Nip Culture Killing Behavior in the Bud
How many of us have seen the corporate movie featuring a self-promoting and interpersonally inept SME whom everybody hates but who has the ear of those who make leadership and succession planning decisions? What many executives overlook is that these “jerk factor” and “culture killing” characteristics strip away at the very fabric of employee morale, retention, and values they are trying to promote.
Leaders who over-emphasize SMEs and the personality flaws of this cadre will continue to lose consistently high-performing leaders to competitors and clients. These regretted losses can be avoided when Boards and C-Suite leaders reward – financially and with promotions – those who demonstrate both individual/operational as well as interpersonal/leadership performance.
Shift the Paradigm … The Time for Change is now
Many of our clients from housing finance agencies, non-profit, association and healthcare sectors are hiring a different kind of leader. This is a person who can effectively manage change, motivate, inspire, mentor, coach and develop; it is one who can transform organizational results and culture. This leader is more servant than selfish. They were likely an SME that did not overlook and underestimate the value and importance of interpersonal and relationship management skills.

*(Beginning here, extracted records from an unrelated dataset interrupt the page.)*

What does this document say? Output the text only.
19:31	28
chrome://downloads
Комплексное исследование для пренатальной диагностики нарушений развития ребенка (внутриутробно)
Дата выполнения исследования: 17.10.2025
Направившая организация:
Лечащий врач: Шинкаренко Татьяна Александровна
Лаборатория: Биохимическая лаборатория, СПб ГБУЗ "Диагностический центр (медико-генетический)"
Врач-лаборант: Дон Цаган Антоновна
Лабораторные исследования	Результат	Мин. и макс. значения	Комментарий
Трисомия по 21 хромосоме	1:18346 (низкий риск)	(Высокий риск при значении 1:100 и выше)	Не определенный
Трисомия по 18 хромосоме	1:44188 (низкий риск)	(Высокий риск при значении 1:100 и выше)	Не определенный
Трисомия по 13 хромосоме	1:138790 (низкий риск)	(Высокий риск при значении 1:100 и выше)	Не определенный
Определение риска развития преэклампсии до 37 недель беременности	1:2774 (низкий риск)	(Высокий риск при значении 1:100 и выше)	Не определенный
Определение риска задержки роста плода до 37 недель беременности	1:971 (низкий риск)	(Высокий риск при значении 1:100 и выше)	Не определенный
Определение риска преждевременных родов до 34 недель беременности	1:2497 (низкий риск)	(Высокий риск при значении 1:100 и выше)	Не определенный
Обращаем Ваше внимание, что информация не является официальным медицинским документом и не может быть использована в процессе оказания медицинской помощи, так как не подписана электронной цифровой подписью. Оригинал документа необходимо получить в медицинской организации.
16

These new leaders likely mirror the best and most effective leaders from the past – the ones that employees, teams and senior leadership respected both personally and professionally. Humble individuals do not require personal accolades or recognition because they prefer to reward teams and employees instead. The organizations that will win the succession planning, talent acquisition and retention wars in the months and years to come will be those who develop, advance, and promote the truly gifted and exceptional leaders within the core of SMEs.